日本のスポーツ界に、テクノロジーという新たな風が吹き込もうとしています。2019年12月17日、ソフトバンクと鹿屋体育大学は、ICT(情報通信技術)を駆使した離島の部活動支援に関する試験運用を開始したと発表しました。この試みは、地理的な制約によって専門的な指導を受けにくい離島の高校生たちを、最新のオンラインシステムでサポートする画期的なプロジェクトです。
今回の舞台となるのは、鹿児島県立徳之島高校の野球部です。彼らのパートナーを務めるのは、国立のスポーツ専科大学として名高い鹿屋体育大学の野球部員たち。プロ顔負けの理論を持つ大学生が、遠く離れた島で白球を追う高校生たちのコーチ役を担います。SNS上では「移動コストをゼロにする素晴らしい試み」「地方の格差を埋める一歩になる」と、期待の声が数多く上がっています。
指導の核となるのは、ソフトバンクが提供する「スマートコーチ」というオンラインレッスンサービスです。これは、インターネットを通じて場所を問わずに技術指導が受けられる仕組みを指します。生徒たちは普段の練習風景をタブレット端末で撮影し、専用のクラウドに動画をアップロードします。受け取った大学生側は、その映像を分析して課題を見つけ出し、アドバイスを送り届けます。
動画の添削には、非常に丁寧な工夫が凝らされています。映像の中に直接線を引いてフォームを矯正したり、音声やテキストで細かなニュアンスを伝えたりしたものが、翌々日までには高校生のもとへ返送されます。これならば、まるで現場にコーチがいるかのような感覚で練習に励めるでしょう。離島特有の「専門家が近くにいない」という悩みに対する、現代ならではの回答と言えます。

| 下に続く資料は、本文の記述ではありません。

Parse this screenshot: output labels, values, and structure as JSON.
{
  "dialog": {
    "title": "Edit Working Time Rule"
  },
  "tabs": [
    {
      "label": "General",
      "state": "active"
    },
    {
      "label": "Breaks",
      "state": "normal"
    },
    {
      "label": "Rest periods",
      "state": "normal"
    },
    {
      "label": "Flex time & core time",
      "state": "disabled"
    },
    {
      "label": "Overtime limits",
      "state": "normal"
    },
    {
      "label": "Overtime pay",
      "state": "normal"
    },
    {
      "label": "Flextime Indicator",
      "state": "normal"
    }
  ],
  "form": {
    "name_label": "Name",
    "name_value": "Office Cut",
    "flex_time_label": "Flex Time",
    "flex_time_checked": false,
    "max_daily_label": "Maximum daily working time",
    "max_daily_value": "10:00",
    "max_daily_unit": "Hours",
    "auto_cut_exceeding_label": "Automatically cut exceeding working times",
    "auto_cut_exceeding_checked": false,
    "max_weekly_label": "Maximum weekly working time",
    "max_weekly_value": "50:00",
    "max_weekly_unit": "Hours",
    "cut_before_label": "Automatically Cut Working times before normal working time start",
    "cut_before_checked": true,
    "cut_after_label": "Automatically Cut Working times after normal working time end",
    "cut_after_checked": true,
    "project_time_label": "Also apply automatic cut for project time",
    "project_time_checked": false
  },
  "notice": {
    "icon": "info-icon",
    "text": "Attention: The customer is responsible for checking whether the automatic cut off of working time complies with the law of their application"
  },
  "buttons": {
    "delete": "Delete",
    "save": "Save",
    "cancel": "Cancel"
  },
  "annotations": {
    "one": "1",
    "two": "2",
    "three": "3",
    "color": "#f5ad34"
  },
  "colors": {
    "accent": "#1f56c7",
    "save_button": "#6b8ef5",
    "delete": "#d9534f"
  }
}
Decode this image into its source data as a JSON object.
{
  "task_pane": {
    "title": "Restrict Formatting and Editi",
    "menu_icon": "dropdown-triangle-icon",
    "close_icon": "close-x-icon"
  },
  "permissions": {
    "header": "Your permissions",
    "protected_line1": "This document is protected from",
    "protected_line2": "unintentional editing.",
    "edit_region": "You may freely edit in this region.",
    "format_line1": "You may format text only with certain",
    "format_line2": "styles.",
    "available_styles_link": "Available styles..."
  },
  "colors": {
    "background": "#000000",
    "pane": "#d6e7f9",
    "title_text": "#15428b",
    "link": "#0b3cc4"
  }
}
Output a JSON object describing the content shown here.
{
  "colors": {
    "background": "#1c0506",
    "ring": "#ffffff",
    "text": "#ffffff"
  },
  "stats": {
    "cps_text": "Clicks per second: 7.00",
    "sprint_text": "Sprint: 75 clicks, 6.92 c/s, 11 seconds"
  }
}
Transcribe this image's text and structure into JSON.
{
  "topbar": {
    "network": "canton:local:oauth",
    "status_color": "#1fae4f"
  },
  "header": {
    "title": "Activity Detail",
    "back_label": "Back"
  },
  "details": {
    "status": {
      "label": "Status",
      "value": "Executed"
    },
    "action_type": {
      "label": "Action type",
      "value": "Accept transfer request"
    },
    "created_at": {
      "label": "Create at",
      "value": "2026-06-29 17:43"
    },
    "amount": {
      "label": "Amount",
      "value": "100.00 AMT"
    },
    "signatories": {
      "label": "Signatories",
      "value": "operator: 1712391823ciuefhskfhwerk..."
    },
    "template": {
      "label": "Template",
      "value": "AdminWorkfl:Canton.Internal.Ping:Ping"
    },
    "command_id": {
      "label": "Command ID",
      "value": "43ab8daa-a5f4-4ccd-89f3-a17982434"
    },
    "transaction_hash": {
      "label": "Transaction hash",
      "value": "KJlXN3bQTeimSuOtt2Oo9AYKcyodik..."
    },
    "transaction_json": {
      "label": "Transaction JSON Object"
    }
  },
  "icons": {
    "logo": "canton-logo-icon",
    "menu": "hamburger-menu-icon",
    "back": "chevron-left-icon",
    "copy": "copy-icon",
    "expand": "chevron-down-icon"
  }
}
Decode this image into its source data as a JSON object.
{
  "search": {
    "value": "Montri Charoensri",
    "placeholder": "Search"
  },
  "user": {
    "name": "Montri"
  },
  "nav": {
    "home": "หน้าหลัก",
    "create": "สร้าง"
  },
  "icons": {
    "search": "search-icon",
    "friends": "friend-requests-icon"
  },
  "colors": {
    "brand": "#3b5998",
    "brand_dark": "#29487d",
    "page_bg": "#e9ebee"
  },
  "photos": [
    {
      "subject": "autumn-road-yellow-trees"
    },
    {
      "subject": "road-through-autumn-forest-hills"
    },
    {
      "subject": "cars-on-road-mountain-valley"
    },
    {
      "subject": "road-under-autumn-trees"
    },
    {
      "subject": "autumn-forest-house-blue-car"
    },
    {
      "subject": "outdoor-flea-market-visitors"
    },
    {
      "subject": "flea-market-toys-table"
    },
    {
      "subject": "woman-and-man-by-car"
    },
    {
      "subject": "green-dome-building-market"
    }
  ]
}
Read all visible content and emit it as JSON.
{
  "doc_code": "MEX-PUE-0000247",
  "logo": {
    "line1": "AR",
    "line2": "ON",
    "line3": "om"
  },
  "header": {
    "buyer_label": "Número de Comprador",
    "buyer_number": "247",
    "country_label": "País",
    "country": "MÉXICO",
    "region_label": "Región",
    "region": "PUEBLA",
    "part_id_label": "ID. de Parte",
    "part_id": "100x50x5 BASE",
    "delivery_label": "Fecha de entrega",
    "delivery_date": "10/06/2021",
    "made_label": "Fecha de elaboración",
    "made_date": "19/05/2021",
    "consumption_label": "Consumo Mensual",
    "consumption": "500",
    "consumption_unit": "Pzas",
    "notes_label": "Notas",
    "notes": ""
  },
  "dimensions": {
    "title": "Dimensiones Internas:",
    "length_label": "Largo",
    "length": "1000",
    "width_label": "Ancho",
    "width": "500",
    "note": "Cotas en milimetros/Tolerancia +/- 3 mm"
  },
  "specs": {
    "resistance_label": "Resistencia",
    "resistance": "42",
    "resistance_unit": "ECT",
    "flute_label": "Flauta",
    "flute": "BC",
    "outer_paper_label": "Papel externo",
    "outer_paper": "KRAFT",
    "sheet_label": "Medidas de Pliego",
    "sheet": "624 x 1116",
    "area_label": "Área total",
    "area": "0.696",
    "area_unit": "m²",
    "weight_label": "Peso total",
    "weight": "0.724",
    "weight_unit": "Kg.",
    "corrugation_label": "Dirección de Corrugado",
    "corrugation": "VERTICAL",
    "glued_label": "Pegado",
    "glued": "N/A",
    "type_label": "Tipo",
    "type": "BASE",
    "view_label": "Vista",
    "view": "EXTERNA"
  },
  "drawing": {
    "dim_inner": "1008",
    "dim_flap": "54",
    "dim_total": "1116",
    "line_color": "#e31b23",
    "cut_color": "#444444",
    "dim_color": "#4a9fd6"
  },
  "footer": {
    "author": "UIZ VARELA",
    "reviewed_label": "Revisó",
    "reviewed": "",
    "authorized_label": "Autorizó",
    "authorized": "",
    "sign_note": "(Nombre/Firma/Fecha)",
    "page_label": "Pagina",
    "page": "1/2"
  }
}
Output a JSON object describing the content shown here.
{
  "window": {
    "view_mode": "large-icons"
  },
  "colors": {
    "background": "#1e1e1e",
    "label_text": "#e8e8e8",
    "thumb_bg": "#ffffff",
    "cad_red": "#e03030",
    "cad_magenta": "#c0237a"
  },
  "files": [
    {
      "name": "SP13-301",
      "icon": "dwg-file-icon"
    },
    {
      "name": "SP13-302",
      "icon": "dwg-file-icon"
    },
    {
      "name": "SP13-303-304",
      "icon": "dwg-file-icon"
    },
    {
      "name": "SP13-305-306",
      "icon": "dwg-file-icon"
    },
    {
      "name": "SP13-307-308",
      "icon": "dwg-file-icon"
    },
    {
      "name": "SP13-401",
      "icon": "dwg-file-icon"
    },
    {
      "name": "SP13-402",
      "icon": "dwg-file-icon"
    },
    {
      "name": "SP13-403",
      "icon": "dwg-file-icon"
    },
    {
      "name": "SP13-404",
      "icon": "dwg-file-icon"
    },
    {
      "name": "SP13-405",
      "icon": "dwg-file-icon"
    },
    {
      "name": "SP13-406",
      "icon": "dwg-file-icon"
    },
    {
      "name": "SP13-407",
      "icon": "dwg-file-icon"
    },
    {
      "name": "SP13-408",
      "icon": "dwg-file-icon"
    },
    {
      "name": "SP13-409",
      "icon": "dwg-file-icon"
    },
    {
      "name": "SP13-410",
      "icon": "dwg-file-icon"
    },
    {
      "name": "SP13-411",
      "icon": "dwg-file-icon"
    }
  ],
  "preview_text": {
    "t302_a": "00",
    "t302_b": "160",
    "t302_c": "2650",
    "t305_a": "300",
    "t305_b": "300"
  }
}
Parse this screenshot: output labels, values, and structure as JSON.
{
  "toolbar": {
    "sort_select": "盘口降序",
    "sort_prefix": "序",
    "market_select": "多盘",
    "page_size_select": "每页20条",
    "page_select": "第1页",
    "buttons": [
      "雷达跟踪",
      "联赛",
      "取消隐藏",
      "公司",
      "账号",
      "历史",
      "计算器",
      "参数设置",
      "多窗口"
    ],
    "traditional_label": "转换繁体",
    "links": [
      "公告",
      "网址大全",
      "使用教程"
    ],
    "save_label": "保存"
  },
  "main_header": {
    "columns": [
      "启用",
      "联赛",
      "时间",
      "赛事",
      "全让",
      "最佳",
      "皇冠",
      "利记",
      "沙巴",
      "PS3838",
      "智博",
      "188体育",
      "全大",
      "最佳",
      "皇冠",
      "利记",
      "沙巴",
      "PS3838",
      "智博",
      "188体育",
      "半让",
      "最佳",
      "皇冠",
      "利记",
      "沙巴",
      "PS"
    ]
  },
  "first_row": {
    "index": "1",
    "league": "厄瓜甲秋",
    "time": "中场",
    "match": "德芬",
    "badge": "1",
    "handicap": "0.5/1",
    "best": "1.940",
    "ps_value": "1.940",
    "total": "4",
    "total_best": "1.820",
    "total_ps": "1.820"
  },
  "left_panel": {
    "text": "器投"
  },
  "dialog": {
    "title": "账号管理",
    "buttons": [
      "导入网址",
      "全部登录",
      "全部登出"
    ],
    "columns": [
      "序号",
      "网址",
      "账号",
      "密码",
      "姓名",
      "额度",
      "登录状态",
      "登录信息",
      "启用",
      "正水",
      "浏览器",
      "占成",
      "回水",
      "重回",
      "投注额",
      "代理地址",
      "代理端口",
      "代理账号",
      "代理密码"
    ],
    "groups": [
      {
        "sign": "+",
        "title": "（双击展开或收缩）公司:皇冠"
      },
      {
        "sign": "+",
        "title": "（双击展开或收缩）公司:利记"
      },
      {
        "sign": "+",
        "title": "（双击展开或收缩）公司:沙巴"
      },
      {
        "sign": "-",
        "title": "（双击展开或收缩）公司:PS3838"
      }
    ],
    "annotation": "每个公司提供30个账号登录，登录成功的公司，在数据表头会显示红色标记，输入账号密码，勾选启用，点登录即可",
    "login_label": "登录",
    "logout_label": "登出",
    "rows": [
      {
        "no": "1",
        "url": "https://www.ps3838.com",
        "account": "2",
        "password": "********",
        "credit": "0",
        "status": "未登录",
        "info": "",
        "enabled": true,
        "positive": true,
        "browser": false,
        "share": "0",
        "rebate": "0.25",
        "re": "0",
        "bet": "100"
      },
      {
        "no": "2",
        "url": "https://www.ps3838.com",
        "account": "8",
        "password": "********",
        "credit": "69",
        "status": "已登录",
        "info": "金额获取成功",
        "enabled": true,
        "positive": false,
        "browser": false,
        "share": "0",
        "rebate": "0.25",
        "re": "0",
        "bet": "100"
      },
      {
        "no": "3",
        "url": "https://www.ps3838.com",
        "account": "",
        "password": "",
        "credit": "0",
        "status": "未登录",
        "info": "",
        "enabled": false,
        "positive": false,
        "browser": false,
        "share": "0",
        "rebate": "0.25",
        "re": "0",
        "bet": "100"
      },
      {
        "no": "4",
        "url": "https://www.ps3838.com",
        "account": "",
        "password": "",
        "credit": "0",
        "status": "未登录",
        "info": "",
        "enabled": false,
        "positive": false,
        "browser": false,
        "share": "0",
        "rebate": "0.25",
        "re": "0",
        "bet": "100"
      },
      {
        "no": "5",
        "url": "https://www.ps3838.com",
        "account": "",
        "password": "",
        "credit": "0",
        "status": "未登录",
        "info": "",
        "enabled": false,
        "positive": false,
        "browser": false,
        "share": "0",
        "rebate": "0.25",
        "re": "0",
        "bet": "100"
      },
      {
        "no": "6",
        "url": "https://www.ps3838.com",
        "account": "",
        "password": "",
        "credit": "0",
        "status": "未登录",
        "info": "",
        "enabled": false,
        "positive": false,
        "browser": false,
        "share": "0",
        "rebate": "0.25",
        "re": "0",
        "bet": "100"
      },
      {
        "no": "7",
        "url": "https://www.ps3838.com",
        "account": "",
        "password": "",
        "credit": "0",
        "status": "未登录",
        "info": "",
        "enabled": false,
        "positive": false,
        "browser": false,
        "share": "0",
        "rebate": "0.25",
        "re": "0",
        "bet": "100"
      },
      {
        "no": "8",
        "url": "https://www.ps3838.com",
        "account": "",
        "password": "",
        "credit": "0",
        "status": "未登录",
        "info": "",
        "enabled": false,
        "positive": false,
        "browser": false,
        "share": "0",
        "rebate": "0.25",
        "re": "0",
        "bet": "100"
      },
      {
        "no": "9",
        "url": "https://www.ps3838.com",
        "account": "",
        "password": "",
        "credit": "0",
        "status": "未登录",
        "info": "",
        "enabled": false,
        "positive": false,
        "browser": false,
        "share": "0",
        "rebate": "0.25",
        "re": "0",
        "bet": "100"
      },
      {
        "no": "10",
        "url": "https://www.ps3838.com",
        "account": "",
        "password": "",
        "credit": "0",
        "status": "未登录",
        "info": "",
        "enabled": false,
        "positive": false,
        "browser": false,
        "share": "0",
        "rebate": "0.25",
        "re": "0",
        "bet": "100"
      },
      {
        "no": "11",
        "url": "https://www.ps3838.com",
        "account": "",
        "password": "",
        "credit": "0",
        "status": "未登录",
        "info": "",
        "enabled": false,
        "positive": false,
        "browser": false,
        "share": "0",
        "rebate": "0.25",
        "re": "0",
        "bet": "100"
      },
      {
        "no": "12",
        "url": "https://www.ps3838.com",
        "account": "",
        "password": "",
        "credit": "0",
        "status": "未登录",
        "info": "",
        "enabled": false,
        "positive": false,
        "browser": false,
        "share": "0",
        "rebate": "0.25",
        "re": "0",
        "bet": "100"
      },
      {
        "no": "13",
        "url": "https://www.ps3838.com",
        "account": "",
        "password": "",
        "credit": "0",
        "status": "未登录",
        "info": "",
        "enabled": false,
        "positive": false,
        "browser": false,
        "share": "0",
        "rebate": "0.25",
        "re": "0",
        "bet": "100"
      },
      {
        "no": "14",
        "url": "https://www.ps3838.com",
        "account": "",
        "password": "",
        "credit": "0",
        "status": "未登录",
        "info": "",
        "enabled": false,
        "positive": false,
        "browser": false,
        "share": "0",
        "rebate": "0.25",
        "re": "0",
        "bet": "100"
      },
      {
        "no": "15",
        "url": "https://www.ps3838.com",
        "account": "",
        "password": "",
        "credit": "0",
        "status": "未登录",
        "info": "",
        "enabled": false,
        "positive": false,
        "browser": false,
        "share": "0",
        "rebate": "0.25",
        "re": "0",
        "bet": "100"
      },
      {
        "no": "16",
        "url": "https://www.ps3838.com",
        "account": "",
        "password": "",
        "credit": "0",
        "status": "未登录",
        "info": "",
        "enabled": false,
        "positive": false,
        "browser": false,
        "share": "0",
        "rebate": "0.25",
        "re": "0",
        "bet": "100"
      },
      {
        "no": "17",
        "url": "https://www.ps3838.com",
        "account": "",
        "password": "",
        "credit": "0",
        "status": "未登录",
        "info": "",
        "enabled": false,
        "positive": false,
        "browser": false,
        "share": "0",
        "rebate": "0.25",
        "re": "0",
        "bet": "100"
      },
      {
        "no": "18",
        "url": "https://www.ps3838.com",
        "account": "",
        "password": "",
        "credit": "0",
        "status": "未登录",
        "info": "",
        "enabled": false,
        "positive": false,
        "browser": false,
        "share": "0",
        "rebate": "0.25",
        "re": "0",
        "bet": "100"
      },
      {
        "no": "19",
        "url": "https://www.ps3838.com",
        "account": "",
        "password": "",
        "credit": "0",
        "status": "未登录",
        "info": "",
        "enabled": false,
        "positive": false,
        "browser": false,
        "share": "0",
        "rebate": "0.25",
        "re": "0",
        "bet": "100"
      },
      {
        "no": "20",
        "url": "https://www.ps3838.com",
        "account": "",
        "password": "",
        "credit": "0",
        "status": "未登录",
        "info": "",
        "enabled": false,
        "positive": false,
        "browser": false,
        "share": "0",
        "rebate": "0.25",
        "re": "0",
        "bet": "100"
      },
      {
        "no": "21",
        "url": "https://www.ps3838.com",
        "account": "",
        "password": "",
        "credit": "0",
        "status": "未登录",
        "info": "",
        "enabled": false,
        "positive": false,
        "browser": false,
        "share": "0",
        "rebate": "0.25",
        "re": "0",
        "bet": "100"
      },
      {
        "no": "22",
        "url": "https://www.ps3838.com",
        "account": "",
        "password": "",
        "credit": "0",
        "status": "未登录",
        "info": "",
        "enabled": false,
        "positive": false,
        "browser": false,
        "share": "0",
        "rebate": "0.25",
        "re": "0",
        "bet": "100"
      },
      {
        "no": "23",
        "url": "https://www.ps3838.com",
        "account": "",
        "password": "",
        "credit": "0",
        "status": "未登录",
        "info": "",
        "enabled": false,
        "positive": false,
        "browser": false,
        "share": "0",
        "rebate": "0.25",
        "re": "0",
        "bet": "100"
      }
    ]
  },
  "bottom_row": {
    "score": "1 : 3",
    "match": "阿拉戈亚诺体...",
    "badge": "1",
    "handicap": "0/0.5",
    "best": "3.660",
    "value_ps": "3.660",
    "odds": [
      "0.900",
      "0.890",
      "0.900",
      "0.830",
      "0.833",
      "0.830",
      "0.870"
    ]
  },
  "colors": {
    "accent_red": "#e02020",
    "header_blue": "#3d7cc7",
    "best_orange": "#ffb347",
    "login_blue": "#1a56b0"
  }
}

この取り組みは、教わる側の高校生だけにメリットがあるわけではありません。指導を担当する大学生にとっても、自分の知識を言語化して他者に伝える「コーチング技術」を実践形式で学ぶ貴重な機会となります。将来、指導者を目指す学生にとっては、これ以上ない学びの場です。双方が成長し合えるwin-winな関係性が、デジタルの力で構築されている点は非常に注目すべきポイントです。
地域格差を打ち破るICTの可能性
ソフトバンクはこれまで全国48もの自治体でICTを活用した部活支援を展開してきましたが、離島を対象にした実施は今回が初めてとなります。この試験運用は2020年3月末まで継続される予定で、その成果次第では鹿児島県内の他の離島への拡大も視野に入っているそうです。通信インフラが進化することで、日本のどこにいてもトップレベルの教育を受けられる時代が、いよいよ現実味を帯びてきました。
私自身の見解としても、このプロジェクトは単なる技術指導以上の意味を持つと感じています。少子高齢化や過疎化が進む中で、地方の教育環境を維持することは喫緊の課題です。ICTを活用して「指導者の不在」という壁を突破することは、子供たちの夢を諦めさせないために不可欠な一手となるでしょう。今後のスポーツ界において、ビデオ解析や遠隔指導は当たり前の風景になるに違いありません。